No, they are unanimous in their belief in the man, that he has enough innate character to understand his wrongdoing, rehabilitate and then rebound from his past to become a positive, productive member of society.
Vick is a criminal because his money funded a dogfighting ring in Virginia. Dogs were punished, tortured and killed — often for the amusement of others. As widespread as this violent activity might be, especially in rural areas, it's illegal and inhumane.
In that regard, Vick got what he deserved. He went to prison, where there is plenty of time for one to evaluate choices.
Yet Vick also is a victim. He grew up in a family that lived in the projects in Newport News, Va. Those familiar with the place referred to it as the "Bad News" section of town. Football was his way out, and it afforded him a scholarship to Virginia Tech and, eventually, the riches of the NFL.
But Vick never truly outgrew the"'hood mentality. Grow up with war, in an urban combat zone, and it's tough to shed the violent visions of childhood. They linger. Even for a millionaire athlete — especially when so many of his so-called friends either encourage or enable or, worse, insist that their fortunate brother stay tethered to the very criminal subculture he sought to escape.

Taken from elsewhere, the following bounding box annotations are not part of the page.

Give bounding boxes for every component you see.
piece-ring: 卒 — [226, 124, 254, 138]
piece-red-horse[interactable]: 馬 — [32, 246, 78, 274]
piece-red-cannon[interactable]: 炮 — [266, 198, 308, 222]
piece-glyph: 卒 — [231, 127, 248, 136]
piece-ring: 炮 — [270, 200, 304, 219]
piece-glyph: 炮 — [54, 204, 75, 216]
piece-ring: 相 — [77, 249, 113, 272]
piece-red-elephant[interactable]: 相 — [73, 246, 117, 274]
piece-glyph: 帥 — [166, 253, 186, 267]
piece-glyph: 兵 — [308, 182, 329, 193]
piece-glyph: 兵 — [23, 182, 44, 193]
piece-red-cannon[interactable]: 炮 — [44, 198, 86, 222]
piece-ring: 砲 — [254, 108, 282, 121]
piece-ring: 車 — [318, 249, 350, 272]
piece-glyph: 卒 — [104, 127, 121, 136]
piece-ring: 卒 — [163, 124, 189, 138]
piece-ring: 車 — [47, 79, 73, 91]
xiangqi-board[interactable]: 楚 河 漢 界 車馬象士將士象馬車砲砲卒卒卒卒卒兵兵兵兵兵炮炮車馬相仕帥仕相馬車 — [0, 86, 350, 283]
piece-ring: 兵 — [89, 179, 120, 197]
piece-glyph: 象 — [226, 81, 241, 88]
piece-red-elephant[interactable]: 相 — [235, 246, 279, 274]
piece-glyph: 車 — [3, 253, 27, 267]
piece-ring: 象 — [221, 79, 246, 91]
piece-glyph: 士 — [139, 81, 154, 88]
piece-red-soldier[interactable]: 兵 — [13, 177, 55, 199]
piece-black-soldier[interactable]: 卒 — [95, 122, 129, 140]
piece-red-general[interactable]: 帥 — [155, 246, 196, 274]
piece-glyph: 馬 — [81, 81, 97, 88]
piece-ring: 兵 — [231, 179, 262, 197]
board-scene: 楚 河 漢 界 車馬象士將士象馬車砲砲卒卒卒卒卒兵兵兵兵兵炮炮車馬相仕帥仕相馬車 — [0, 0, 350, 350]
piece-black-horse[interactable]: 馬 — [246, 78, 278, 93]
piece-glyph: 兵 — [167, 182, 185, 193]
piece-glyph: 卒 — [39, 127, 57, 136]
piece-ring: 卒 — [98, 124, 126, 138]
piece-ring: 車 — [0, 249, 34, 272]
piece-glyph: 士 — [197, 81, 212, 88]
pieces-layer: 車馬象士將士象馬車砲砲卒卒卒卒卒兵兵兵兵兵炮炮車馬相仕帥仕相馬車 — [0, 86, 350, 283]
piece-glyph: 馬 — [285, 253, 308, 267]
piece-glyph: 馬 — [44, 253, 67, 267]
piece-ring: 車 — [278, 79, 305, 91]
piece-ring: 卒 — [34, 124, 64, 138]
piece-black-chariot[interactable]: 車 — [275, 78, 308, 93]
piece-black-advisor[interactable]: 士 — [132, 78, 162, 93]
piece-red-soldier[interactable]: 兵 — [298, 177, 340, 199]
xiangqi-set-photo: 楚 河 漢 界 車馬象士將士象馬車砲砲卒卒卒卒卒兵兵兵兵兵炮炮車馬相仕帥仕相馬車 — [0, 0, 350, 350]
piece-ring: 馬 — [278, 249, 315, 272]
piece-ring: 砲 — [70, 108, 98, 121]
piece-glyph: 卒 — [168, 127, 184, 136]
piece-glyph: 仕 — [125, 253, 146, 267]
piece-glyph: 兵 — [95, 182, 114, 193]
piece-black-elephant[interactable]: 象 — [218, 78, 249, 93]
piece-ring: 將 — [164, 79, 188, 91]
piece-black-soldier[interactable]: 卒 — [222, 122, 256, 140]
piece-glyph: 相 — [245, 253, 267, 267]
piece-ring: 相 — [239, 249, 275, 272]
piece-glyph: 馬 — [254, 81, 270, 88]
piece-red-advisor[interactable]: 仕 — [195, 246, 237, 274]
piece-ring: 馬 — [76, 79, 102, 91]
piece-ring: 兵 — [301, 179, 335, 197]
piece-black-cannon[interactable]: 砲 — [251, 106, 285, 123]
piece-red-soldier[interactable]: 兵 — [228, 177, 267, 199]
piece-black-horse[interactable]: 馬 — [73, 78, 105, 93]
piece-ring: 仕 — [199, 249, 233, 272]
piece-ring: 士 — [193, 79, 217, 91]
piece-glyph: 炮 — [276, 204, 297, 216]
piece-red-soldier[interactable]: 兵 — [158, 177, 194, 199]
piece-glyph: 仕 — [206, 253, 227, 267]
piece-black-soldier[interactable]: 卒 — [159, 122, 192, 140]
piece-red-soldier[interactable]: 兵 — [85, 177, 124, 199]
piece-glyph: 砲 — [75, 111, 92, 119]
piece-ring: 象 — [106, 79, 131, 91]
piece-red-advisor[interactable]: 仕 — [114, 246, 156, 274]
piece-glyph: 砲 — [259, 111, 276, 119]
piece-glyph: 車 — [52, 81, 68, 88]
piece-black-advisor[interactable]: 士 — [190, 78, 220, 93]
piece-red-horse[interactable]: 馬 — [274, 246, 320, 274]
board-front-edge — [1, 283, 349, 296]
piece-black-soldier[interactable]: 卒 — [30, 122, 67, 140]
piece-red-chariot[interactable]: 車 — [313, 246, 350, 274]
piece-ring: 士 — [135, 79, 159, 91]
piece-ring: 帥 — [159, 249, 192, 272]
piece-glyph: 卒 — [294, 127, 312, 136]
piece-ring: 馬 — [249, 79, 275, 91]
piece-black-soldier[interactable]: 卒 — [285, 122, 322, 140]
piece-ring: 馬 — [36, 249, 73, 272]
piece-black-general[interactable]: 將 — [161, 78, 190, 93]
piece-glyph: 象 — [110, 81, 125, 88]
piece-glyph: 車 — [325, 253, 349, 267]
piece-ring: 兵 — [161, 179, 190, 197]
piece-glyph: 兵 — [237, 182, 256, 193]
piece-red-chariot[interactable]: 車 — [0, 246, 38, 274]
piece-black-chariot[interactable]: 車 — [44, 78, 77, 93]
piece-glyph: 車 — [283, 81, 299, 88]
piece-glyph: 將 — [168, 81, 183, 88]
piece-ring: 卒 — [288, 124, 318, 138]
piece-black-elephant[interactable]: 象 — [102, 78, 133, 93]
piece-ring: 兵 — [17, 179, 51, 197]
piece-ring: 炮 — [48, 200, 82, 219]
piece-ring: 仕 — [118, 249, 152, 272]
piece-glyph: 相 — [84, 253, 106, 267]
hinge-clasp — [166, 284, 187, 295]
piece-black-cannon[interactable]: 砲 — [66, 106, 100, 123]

Maybe now Vick will be scared straight. Maybe he's smart enough now to look back at his own stupidity and cruelty and find better ways to spend his money. Maybe Good Michael can overcome Bad Michael.
Vick's projected release date is July 20, 2009. He'll be 29 years old. Any return to the NFL would require reinstatement by Goodell. Though Atlanta is out of the question, some organizations will be curious, others keenly interested.
There are hurdles to be cleared. But if Vick passes all the right tests — shows contrition, commits to serving the community, is clean and sober — it's only natural and wise the Raiders consider bringing him to Oakland.